Risque de transmission sexuelle
Le risque de la transmission sexuelle du VIH au cours d’une ATI – inexistant lorsque la charge virale est parfaitement contrôlée par le traitement – a été largement discuté. Les experts ont insisté une fois de plus sur la nécessité de fournir aux participants une information complète sur ce risque, mais aussi d’en faire des acteurs de la prévention du VIH en les incitant à transmettre cette information à leurs partenaires sexuels. Cette démarche devrait d’ailleurs englober des explications sur les prophylaxies préexposition (PrEP) et postexposition (TPE), les divers modes de dépistage du VIH et leur accessibilité.
Les investigateurs doivent-ils pour autant s’engager à réduire, de manière plus directe, les risques auxquels s’exposeraient ces partenaires ? À leur fournir, a minima, ces services de prévention, alors que le droit à la confidentialité des participants doit toujours être respecté ? Faut-il prendre en considération les seuls partenaires stables ou aussi les partenaires occasionnels ?

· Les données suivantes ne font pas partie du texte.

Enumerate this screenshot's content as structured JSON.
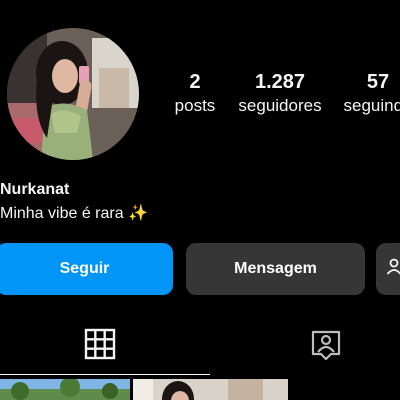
{
  "profile": {
    "username": "Nurkanat",
    "bio_text": "Minha vibe é rara",
    "bio_emoji": "✨"
  },
  "stats": {
    "posts": {
      "value": "2",
      "label": "posts"
    },
    "followers": {
      "value": "1.287",
      "label": "seguidores"
    },
    "following": {
      "value": "57",
      "label": "seguindo"
    }
  },
  "actions": {
    "follow_label": "Seguir",
    "message_label": "Mensagem",
    "suggest_icon": "person-add-icon"
  },
  "tabs": [
    {
      "icon": "grid-icon",
      "active": true
    },
    {
      "icon": "tagged-person-icon",
      "active": false
    }
  ],
  "colors": {
    "background": "#000000",
    "follow_button": "#0095f6",
    "secondary_button": "#363636",
    "text": "#f5f5f5"
  }
}
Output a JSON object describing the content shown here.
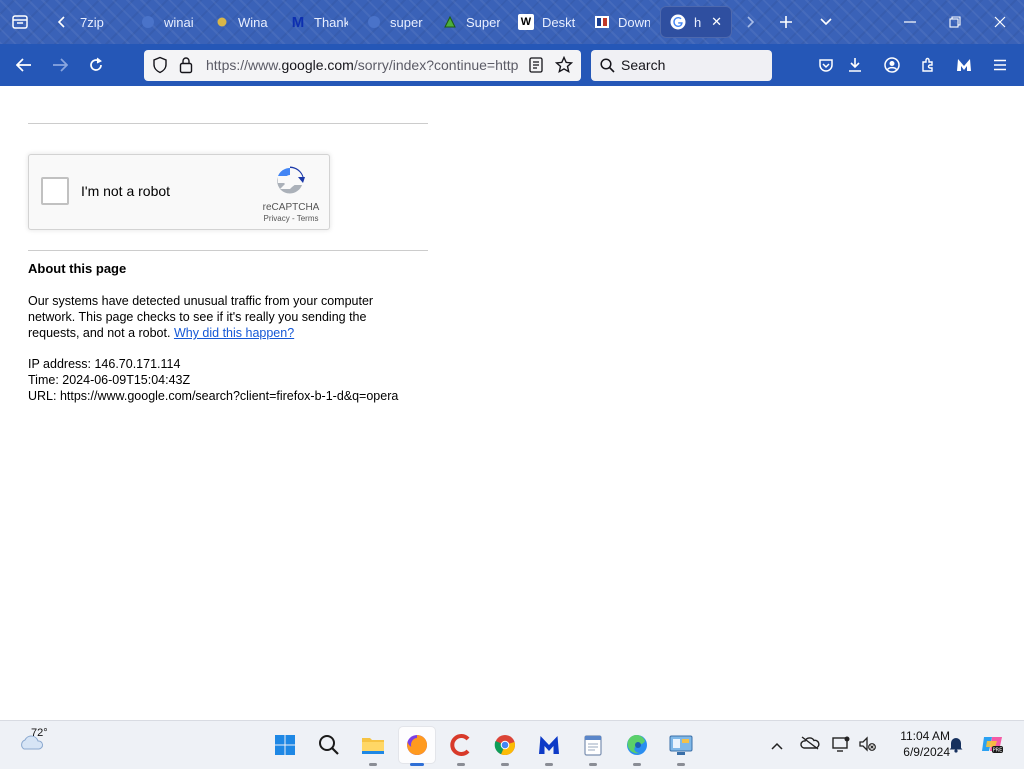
{
  "browser": {
    "tabs": [
      {
        "label": "7zip",
        "icon": "none"
      },
      {
        "label": "winai",
        "icon": "globe-icon"
      },
      {
        "label": "Wina",
        "icon": "dot-icon"
      },
      {
        "label": "Thank",
        "icon": "malwarebytes-icon"
      },
      {
        "label": "super",
        "icon": "globe-icon"
      },
      {
        "label": "Super",
        "icon": "frog-icon"
      },
      {
        "label": "Deskt",
        "icon": "w-icon"
      },
      {
        "label": "Down",
        "icon": "book-icon"
      },
      {
        "label": "htt",
        "icon": "google-g-icon",
        "active": true
      }
    ],
    "url_prefix": "https://www.",
    "url_domain": "google.com",
    "url_rest": "/sorry/index?continue=http",
    "search_placeholder": "Search"
  },
  "captcha": {
    "label": "I'm not a robot",
    "brand": "reCAPTCHA",
    "privacy": "Privacy",
    "separator": " - ",
    "terms": "Terms"
  },
  "about": {
    "title": "About this page",
    "paragraph": "Our systems have detected unusual traffic from your computer network. This page checks to see if it's really you sending the requests, and not a robot.",
    "link": "Why did this happen?",
    "ip": "IP address: 146.70.171.114",
    "time": "Time: 2024-06-09T15:04:43Z",
    "url": "URL: https://www.google.com/search?client=firefox-b-1-d&q=opera"
  },
  "taskbar": {
    "weather_temp": "72°",
    "time": "11:04 AM",
    "date": "6/9/2024",
    "colors": {
      "accent": "#2f6fd6",
      "browser_chrome": "#2557b7",
      "link": "#1558d6"
    }
  }
}
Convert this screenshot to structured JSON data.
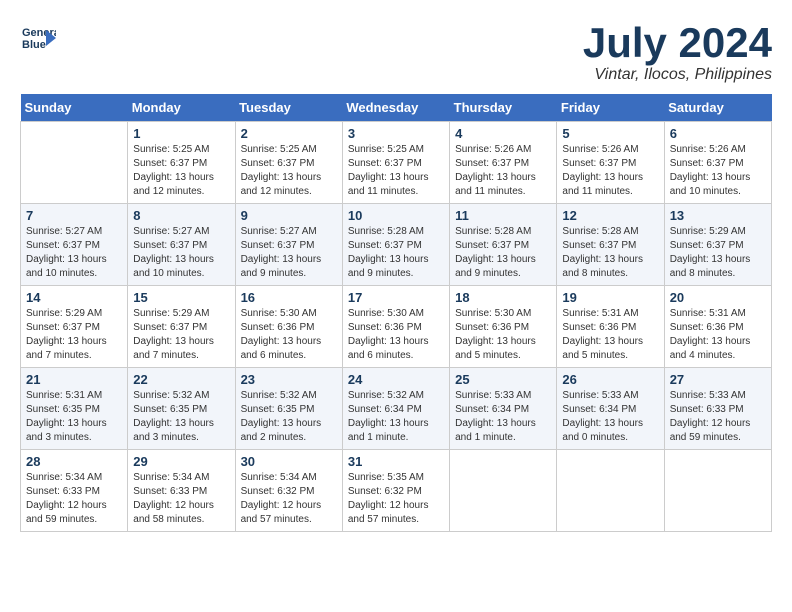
{
  "header": {
    "logo_line1": "General",
    "logo_line2": "Blue",
    "month_year": "July 2024",
    "location": "Vintar, Ilocos, Philippines"
  },
  "days_of_week": [
    "Sunday",
    "Monday",
    "Tuesday",
    "Wednesday",
    "Thursday",
    "Friday",
    "Saturday"
  ],
  "weeks": [
    [
      {
        "day": "",
        "info": ""
      },
      {
        "day": "1",
        "info": "Sunrise: 5:25 AM\nSunset: 6:37 PM\nDaylight: 13 hours\nand 12 minutes."
      },
      {
        "day": "2",
        "info": "Sunrise: 5:25 AM\nSunset: 6:37 PM\nDaylight: 13 hours\nand 12 minutes."
      },
      {
        "day": "3",
        "info": "Sunrise: 5:25 AM\nSunset: 6:37 PM\nDaylight: 13 hours\nand 11 minutes."
      },
      {
        "day": "4",
        "info": "Sunrise: 5:26 AM\nSunset: 6:37 PM\nDaylight: 13 hours\nand 11 minutes."
      },
      {
        "day": "5",
        "info": "Sunrise: 5:26 AM\nSunset: 6:37 PM\nDaylight: 13 hours\nand 11 minutes."
      },
      {
        "day": "6",
        "info": "Sunrise: 5:26 AM\nSunset: 6:37 PM\nDaylight: 13 hours\nand 10 minutes."
      }
    ],
    [
      {
        "day": "7",
        "info": "Sunrise: 5:27 AM\nSunset: 6:37 PM\nDaylight: 13 hours\nand 10 minutes."
      },
      {
        "day": "8",
        "info": "Sunrise: 5:27 AM\nSunset: 6:37 PM\nDaylight: 13 hours\nand 10 minutes."
      },
      {
        "day": "9",
        "info": "Sunrise: 5:27 AM\nSunset: 6:37 PM\nDaylight: 13 hours\nand 9 minutes."
      },
      {
        "day": "10",
        "info": "Sunrise: 5:28 AM\nSunset: 6:37 PM\nDaylight: 13 hours\nand 9 minutes."
      },
      {
        "day": "11",
        "info": "Sunrise: 5:28 AM\nSunset: 6:37 PM\nDaylight: 13 hours\nand 9 minutes."
      },
      {
        "day": "12",
        "info": "Sunrise: 5:28 AM\nSunset: 6:37 PM\nDaylight: 13 hours\nand 8 minutes."
      },
      {
        "day": "13",
        "info": "Sunrise: 5:29 AM\nSunset: 6:37 PM\nDaylight: 13 hours\nand 8 minutes."
      }
    ],
    [
      {
        "day": "14",
        "info": "Sunrise: 5:29 AM\nSunset: 6:37 PM\nDaylight: 13 hours\nand 7 minutes."
      },
      {
        "day": "15",
        "info": "Sunrise: 5:29 AM\nSunset: 6:37 PM\nDaylight: 13 hours\nand 7 minutes."
      },
      {
        "day": "16",
        "info": "Sunrise: 5:30 AM\nSunset: 6:36 PM\nDaylight: 13 hours\nand 6 minutes."
      },
      {
        "day": "17",
        "info": "Sunrise: 5:30 AM\nSunset: 6:36 PM\nDaylight: 13 hours\nand 6 minutes."
      },
      {
        "day": "18",
        "info": "Sunrise: 5:30 AM\nSunset: 6:36 PM\nDaylight: 13 hours\nand 5 minutes."
      },
      {
        "day": "19",
        "info": "Sunrise: 5:31 AM\nSunset: 6:36 PM\nDaylight: 13 hours\nand 5 minutes."
      },
      {
        "day": "20",
        "info": "Sunrise: 5:31 AM\nSunset: 6:36 PM\nDaylight: 13 hours\nand 4 minutes."
      }
    ],
    [
      {
        "day": "21",
        "info": "Sunrise: 5:31 AM\nSunset: 6:35 PM\nDaylight: 13 hours\nand 3 minutes."
      },
      {
        "day": "22",
        "info": "Sunrise: 5:32 AM\nSunset: 6:35 PM\nDaylight: 13 hours\nand 3 minutes."
      },
      {
        "day": "23",
        "info": "Sunrise: 5:32 AM\nSunset: 6:35 PM\nDaylight: 13 hours\nand 2 minutes."
      },
      {
        "day": "24",
        "info": "Sunrise: 5:32 AM\nSunset: 6:34 PM\nDaylight: 13 hours\nand 1 minute."
      },
      {
        "day": "25",
        "info": "Sunrise: 5:33 AM\nSunset: 6:34 PM\nDaylight: 13 hours\nand 1 minute."
      },
      {
        "day": "26",
        "info": "Sunrise: 5:33 AM\nSunset: 6:34 PM\nDaylight: 13 hours\nand 0 minutes."
      },
      {
        "day": "27",
        "info": "Sunrise: 5:33 AM\nSunset: 6:33 PM\nDaylight: 12 hours\nand 59 minutes."
      }
    ],
    [
      {
        "day": "28",
        "info": "Sunrise: 5:34 AM\nSunset: 6:33 PM\nDaylight: 12 hours\nand 59 minutes."
      },
      {
        "day": "29",
        "info": "Sunrise: 5:34 AM\nSunset: 6:33 PM\nDaylight: 12 hours\nand 58 minutes."
      },
      {
        "day": "30",
        "info": "Sunrise: 5:34 AM\nSunset: 6:32 PM\nDaylight: 12 hours\nand 57 minutes."
      },
      {
        "day": "31",
        "info": "Sunrise: 5:35 AM\nSunset: 6:32 PM\nDaylight: 12 hours\nand 57 minutes."
      },
      {
        "day": "",
        "info": ""
      },
      {
        "day": "",
        "info": ""
      },
      {
        "day": "",
        "info": ""
      }
    ]
  ]
}
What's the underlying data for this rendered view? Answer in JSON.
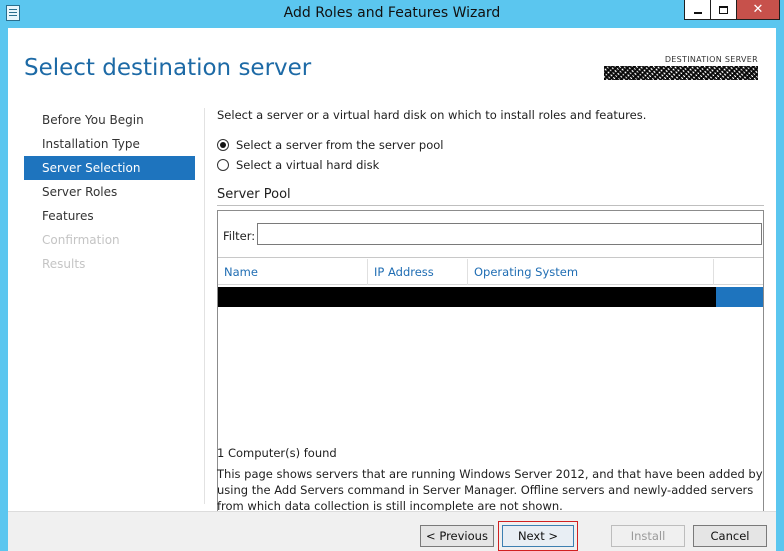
{
  "window": {
    "title": "Add Roles and Features Wizard"
  },
  "header": {
    "page_title": "Select destination server",
    "destination_label": "DESTINATION SERVER"
  },
  "nav": {
    "items": [
      {
        "label": "Before You Begin",
        "state": "normal"
      },
      {
        "label": "Installation Type",
        "state": "normal"
      },
      {
        "label": "Server Selection",
        "state": "active"
      },
      {
        "label": "Server Roles",
        "state": "normal"
      },
      {
        "label": "Features",
        "state": "normal"
      },
      {
        "label": "Confirmation",
        "state": "disabled"
      },
      {
        "label": "Results",
        "state": "disabled"
      }
    ]
  },
  "main": {
    "intro": "Select a server or a virtual hard disk on which to install roles and features.",
    "options": [
      {
        "label": "Select a server from the server pool",
        "checked": true
      },
      {
        "label": "Select a virtual hard disk",
        "checked": false
      }
    ],
    "pool_title": "Server Pool",
    "filter_label": "Filter:",
    "filter_value": "",
    "columns": [
      "Name",
      "IP Address",
      "Operating System"
    ],
    "found_text": "1 Computer(s) found",
    "description": "This page shows servers that are running Windows Server 2012, and that have been added by using the Add Servers command in Server Manager. Offline servers and newly-added servers from which data collection is still incomplete are not shown."
  },
  "footer": {
    "previous_label": "< Previous",
    "next_label": "Next >",
    "install_label": "Install",
    "cancel_label": "Cancel"
  },
  "colors": {
    "titlebar": "#5bc6ef",
    "accent": "#1e74be",
    "header_title": "#1d6aa6",
    "close_button": "#c7514b"
  }
}
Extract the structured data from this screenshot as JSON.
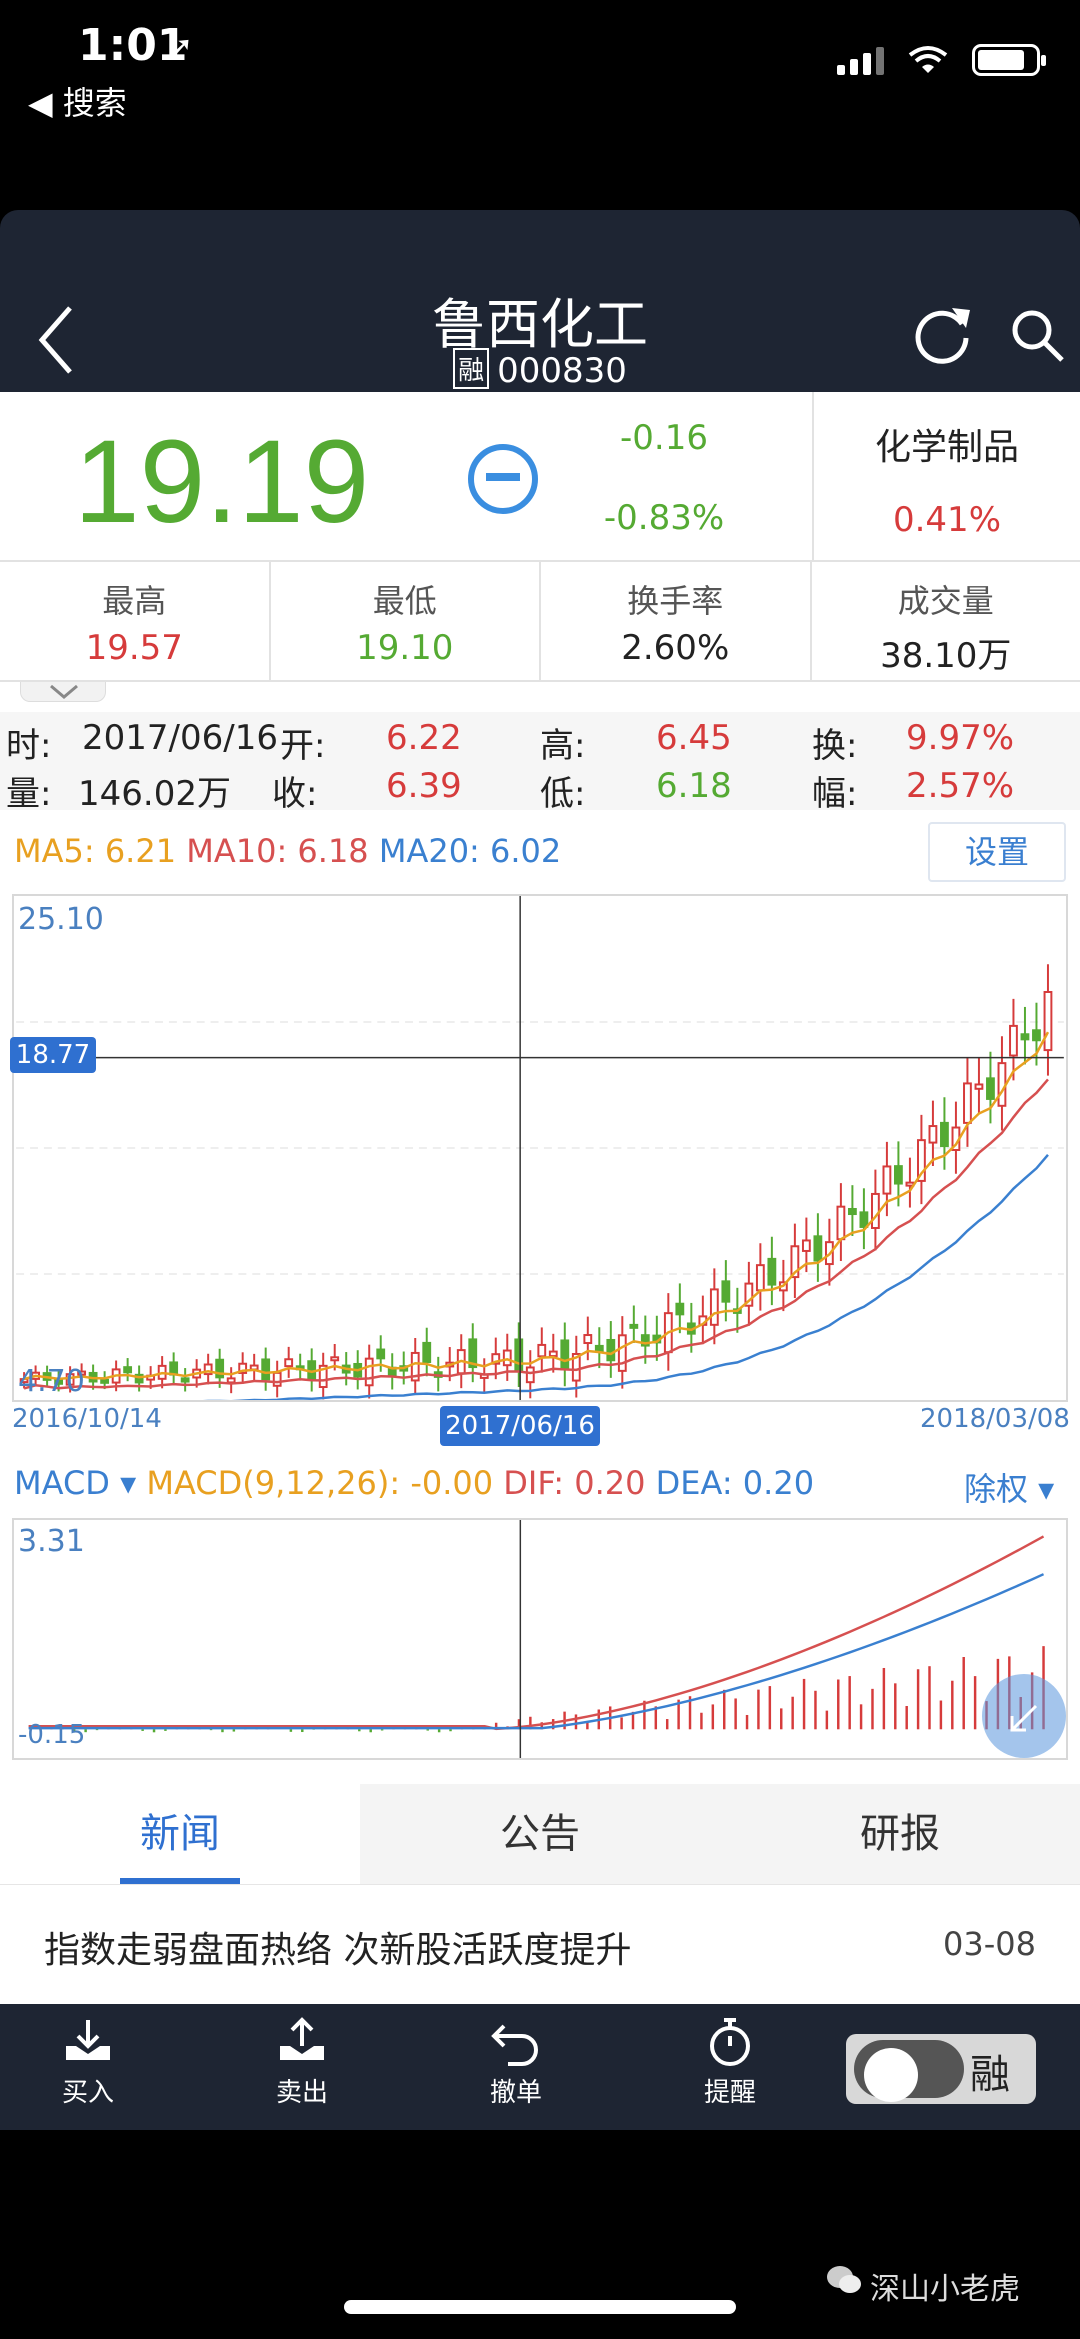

En reconnaissant l’importance des problèmes éthiques soulevés par ces questions, mais aussi les difficultés pratiques d’une action de prévention auprès des partenaires en général, les experts ont pris le parti d’un conseil information intensifié auprès des seuls participants aux recherches. Mais le débat, amorcé à travers la communauté des chercheurs et des personnes atteintes, dont une autre publication scientifique récente s’est fait l’écho, n’est pas près d’être tranché.